MIT study combines basic map and sensors for ‘mapless’ autonomous driving
Researchers at MIT, in collaboration with Toyota, have developed a system for self-driving cars that works without detailed maps of an area. They combine basic maps with information from sensors on the car.
In their research, the scientists state that self-driving cars are highly dependent on detailed and annotated maps, which indicate curves and road signs, for example. This becomes a problem once an autonomous car enters an area that has not been mapped precisely enough. Their self-developed system, which bears the name MapLite, should offer a solution for this. It uses basic Openstreetmap maps without much detail. The car then determines exactly where it is based on various sensors, including lidar and GPS. In this way, the car must be able to take a road that has not yet been visited.

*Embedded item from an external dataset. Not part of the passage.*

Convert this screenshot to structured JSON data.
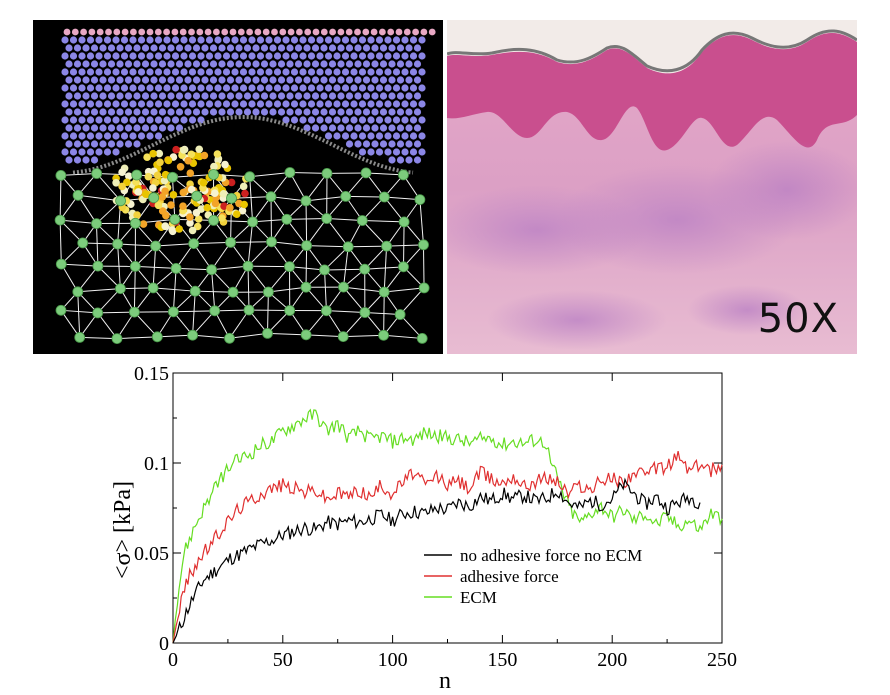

Their approach to so-called mapless driving, of which there are several, would have the advantage of eliminating the need to keep detailed maps up to date. The researchers do mention that the Openstreetmap map dataset contains the applicable traffic rules for each road section. With the help of the lidar, in this case an HDL-64 from Velodyne, it is possible to see 35 meters in front of the car. According to the researchers, this should make it possible to achieve speeds above 107 km/h. If the data processing were to take place in parallel on a GPU, the speed could be increased even more.
One of the researchers, Teddy Ort, tells IEEE Spectrum that a global map suitable for their system would fit on a USB drive. A detailed map of a small town, on the other hand, would require a few gigabytes of space. One of the drawbacks of their approach would be road safety checks. This would be less difficult on roads where cars have already driven over them. Another limitation is that the system is not yet capable of navigating mountain roads as it cannot cope with sharp ascents and descents.